Microscopic model analyses of proton scattering from 12C, 20Ne, 24Mg, 28Si and 40Ca

TL;DR

This paper employs a microscopic g-folding model and Hartree-Fock nuclear structure models to analyze proton scattering data from several nuclei across a range of energies, providing detailed insights into elastic and inelastic scattering processes.

Contribution

It introduces a comprehensive microscopic analysis combining optical potentials and nuclear structure models for multiple nuclei and energy ranges, advancing understanding of proton-nucleus interactions.

Findings

Accurate description of differential cross sections and analyzing powers.

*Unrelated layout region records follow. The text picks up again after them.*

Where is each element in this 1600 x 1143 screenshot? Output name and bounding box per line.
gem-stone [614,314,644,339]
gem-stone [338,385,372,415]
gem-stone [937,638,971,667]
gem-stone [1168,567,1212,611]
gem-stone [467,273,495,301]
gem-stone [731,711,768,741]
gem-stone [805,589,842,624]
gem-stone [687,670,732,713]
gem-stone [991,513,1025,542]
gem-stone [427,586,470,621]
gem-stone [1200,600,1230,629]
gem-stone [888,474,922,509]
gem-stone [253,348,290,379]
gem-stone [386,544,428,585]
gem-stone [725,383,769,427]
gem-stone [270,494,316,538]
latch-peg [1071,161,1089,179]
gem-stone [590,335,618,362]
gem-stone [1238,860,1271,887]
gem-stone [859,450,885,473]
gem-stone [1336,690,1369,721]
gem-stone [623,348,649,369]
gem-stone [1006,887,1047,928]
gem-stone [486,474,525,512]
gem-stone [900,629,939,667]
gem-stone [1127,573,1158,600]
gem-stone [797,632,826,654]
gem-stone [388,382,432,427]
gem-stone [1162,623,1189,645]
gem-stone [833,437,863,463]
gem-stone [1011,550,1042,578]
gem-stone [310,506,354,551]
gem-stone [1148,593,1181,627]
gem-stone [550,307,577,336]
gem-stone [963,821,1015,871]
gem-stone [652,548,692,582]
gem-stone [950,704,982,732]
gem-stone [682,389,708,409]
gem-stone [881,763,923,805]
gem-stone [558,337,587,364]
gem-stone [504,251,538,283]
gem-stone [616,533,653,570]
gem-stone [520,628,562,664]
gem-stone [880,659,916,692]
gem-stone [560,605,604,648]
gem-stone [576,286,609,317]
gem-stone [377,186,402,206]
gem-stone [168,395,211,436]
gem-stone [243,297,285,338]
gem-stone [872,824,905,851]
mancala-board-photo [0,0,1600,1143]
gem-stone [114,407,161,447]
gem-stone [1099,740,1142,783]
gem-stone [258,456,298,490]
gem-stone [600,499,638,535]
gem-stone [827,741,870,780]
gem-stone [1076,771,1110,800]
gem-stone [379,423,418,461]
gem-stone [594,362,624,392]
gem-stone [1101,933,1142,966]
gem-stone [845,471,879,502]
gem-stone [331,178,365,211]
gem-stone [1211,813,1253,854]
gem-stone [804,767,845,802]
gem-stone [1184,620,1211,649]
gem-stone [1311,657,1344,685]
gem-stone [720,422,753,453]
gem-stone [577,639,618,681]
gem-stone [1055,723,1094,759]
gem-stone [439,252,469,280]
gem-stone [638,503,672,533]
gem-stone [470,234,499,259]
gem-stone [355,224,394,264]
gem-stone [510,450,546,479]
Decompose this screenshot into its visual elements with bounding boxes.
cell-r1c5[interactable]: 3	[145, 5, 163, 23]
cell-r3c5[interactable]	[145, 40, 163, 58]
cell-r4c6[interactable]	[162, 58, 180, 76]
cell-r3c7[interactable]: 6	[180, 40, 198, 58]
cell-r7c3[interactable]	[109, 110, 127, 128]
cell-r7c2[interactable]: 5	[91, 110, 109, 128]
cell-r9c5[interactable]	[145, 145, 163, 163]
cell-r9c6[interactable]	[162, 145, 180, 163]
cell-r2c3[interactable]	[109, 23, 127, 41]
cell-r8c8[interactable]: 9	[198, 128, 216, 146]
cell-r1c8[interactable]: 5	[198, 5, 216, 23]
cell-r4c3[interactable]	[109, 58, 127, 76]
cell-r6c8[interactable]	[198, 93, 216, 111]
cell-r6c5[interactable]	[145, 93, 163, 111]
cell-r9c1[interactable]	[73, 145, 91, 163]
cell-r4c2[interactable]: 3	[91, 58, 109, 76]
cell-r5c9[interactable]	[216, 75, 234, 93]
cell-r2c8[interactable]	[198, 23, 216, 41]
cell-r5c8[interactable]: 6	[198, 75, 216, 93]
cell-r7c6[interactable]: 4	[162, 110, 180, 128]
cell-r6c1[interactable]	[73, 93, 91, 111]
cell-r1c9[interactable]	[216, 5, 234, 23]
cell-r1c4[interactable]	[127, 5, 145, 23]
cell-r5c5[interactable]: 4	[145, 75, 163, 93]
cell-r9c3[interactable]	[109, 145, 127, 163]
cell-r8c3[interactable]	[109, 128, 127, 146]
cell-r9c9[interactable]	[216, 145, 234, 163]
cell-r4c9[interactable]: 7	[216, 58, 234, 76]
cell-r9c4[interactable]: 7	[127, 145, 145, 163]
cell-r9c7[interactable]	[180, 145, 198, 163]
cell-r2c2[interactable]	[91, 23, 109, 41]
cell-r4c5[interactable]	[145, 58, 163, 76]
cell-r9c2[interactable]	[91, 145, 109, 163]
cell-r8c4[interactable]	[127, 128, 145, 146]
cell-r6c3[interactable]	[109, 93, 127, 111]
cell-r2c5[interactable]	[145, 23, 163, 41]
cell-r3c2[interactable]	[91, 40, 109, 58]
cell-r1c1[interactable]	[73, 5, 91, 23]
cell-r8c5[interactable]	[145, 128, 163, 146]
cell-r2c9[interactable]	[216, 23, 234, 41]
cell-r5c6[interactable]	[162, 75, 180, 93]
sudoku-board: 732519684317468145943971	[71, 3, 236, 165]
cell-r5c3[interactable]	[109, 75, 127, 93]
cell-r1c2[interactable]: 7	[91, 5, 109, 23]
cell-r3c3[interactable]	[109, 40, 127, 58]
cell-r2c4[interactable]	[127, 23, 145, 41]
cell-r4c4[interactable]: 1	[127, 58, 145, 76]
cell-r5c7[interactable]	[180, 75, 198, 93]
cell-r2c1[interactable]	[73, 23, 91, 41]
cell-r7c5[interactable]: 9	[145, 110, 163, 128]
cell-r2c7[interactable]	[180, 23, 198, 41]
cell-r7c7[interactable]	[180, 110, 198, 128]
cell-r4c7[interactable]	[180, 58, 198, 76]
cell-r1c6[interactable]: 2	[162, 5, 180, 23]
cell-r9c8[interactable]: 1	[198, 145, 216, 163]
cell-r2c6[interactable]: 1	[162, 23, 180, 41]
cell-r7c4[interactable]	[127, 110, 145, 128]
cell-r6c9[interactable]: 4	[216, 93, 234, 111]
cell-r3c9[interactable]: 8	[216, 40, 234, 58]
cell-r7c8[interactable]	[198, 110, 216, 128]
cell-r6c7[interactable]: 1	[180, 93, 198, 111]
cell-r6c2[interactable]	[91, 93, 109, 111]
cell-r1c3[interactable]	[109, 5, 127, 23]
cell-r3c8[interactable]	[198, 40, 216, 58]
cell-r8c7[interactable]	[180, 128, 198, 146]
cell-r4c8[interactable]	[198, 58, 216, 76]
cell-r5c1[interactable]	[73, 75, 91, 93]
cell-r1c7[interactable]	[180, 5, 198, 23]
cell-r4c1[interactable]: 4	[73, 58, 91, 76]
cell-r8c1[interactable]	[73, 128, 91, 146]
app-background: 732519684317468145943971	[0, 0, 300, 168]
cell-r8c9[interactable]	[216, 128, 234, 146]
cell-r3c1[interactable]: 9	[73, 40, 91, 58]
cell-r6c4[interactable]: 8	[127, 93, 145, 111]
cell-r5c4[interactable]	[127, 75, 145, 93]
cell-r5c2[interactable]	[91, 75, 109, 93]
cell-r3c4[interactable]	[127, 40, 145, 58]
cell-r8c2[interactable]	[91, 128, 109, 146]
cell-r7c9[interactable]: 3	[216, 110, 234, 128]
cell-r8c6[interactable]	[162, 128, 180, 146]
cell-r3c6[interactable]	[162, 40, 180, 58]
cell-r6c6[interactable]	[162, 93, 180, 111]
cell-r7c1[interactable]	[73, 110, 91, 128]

Consistent use of effective nucleon-nucleon interactions in scattering and transition operators.

Validation of shell and Hartree-Fock models for nuclear state descriptions.

Abstract

Differential cross sections and analyzing powers for elastic scattering from, and for inelastic proton scattering to a set of $2^+_1$ states in, ${}^{12}$C, ${}^{20}$Ne, ${}^{24}$Mg, ${}^{28}$Si and ${}^{40}$Ca, and for a set of energies between 35 to 250 MeV, have been analyzed. A $g$-folding model has been used to determine optical potentials and a microscopic distorted wave approximation taken to analyze the inelastic data. The effective nucleon-nucleon interactions used to specify the optical potentials have also been used as the transition operators in the inelastic scattering processes. Shell and large space Hartree-Fock models of structure have been used to describe the nuclear states.